The U.S. has been strengthening efforts to prevent sensitive technological information outflow that runs counter to national interests, targeting researchers at universities and other institutions as “nontraditional collectors” of intellectual property.

The global rise of vigilance towards China, brought about by the new coronavirus pandemic and China’s approval of a controversial national security law for Hong Kong, will become a headwind for that country’s influence operations in the short term.

However, such an environment could lead China to develop more strategic and sophisticated influence operations.

Fortunately enough, the so-called “elite capture” — the effort by Beijing to curry favor with highly placed members of the political class in other countries to entrench its influence — is not so prominent in Japan. But that does not mean Japan can just stand by and do nothing about China’s activities.

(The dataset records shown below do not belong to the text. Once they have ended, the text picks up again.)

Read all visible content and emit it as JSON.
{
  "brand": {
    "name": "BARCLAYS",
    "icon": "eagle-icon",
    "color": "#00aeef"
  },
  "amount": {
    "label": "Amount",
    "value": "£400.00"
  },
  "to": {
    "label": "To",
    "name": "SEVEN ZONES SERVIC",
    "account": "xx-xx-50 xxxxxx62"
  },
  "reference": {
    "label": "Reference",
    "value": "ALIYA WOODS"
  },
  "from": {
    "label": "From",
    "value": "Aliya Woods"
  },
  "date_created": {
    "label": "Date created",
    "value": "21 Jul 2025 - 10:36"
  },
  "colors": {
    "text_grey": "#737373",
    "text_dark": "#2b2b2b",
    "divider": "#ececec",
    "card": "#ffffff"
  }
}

As pointed out by Stewart, although the U.S. has blocked Chinese purchases of properties in close proximity to military or energy facilities under the Committee on Foreign Investment in the U.S., Japan lacks foreign capital restrictions on land acquisitions irrespective of sensitivity.

In order to share information closely with its allies, Japan is faced with the urgent task of creating a security clearance system that includes not only government officials but also individuals in the private sector.

It is also necessary to start discussing the adoption of an invention secrecy system which allows the government to keep patents deemed detrimental to national security under lockdown, as well as strengthening of counterintelligence capabilities.

The creation of systems based on constructive vigilance is inevitable to maintain stable and mutually beneficial exchanges with China.

 

Disclaimer: The views expressed in this API Geoeconomic Briefing do not necessarily reflect those of the API, the API Institute of Geoeconomic Studies or any other organizations to which the author belongs.